Türkei-Rechte als „Jugendsünde“ der EU

Maria Berger

Einst räumte die Union im Überschwang türkischen Bürgern viele Rechte ein, nun will man sich nicht daran halten. Die EU sollte Farbe bekennen: Entweder man nimmt die Rechte zurück, oder man steht dazu.

von Stefan Brocza (Die Presse)

Maria Berger, Österreichs Richterin am Europäischen Gerichtshof (EuGH), hat im „Rechtspanorama“-Interview darauf hingewiesen, dass derzeit auffällig oft Fälle mit Bezug auf das EU-Türkei-Assoziierungsabkommen zur Entscheidung anstehen. Ein kurzer Blick ins Urteilsregister bestätigt den Eindruck der Richterin. Heuer wurden bereits sechs diesbezügliche Urteile gefällt, im gesamten Vorjahreszeitraum sieben und in den Jahren davor konstante drei bis vier Urteile pro Jahr.

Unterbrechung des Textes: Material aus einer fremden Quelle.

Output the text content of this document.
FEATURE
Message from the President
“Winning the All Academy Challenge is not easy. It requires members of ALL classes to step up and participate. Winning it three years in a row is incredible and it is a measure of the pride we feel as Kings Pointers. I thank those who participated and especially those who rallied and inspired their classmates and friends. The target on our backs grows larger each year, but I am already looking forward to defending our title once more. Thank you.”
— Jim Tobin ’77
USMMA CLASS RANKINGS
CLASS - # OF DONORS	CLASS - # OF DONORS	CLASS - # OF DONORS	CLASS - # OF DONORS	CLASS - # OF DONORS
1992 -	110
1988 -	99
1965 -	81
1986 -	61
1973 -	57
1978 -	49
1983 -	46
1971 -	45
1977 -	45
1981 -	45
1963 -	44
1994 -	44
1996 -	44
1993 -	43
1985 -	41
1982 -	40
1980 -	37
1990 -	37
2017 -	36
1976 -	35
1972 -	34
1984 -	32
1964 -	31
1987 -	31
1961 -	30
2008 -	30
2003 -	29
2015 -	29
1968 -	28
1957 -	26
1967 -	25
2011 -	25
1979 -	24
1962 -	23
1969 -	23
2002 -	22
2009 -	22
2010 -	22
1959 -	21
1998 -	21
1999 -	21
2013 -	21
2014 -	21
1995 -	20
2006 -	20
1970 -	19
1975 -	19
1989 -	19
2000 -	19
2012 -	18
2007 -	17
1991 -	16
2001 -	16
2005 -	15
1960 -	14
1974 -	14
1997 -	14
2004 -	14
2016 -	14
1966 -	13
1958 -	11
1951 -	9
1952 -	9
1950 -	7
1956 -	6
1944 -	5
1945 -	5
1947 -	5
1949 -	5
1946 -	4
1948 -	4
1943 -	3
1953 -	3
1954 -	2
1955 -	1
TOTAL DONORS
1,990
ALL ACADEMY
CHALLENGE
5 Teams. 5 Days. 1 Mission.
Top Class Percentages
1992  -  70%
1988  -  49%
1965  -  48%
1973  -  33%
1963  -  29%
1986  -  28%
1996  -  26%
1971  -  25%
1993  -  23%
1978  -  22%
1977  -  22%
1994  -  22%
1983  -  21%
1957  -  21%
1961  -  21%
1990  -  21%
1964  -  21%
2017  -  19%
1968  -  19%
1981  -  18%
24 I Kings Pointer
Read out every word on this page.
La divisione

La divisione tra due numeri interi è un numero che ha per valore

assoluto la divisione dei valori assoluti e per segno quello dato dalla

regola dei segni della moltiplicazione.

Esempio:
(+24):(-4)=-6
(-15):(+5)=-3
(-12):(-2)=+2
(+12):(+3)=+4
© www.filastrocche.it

Aufenthalt auch für Angehörige

Was umfasst nun dieser Schutz? Nicht weniger als ein implizites Aufenthaltsrecht für türkische Staatsbürger in den Mitgliedstaaten der EU. Darüber hinaus Niederlassungs- und Dienstleistungsfreiheit, Arbeitserlaubnis und in bestimmten Fällen auch Familiennachzug. Von besonderer Bedeutung sind in diesem Zusammenhang auch noch die sogenannten „Stillhalteklauseln“, welche ebenfalls beschlossen wurden. Bereits 1970 vereinbarte man so, „keine neuen Beschränkungen der Niederlassungsfreiheit und des Dienstleistungsverkehrs“ vorzunehmen. 1980 fügte man die Bestimmung hinzu, dass „für Arbeitnehmer und deren Familienangehörige keine neuen Beschränkungen für den Zugang zum Arbeitsmarkt“ beschlossen werden dürften. Im Klartext heißt das, dass türkische Staatsangehörige, die nach der 1980 geltenden Rechtslage arbeiten durften, dies auch heute uneingeschränkt im Gebiet der EU dürfen. Als Familienangehörige gelten dabei übrigens Ehegatte, Lebenspartner, Verwandte (auch des Ehegatten!) in absteigender Linie, die unter 21 Jahre sind oder denen Unterhalt gewährt wird (Kinder, Adoptivkinder, Enkelkinder und Stiefkinder) sowie schließlich auch noch Verwandte (auch des Ehegatten!) in aufsteigender Linie, denen Unterhalt gewährt wird.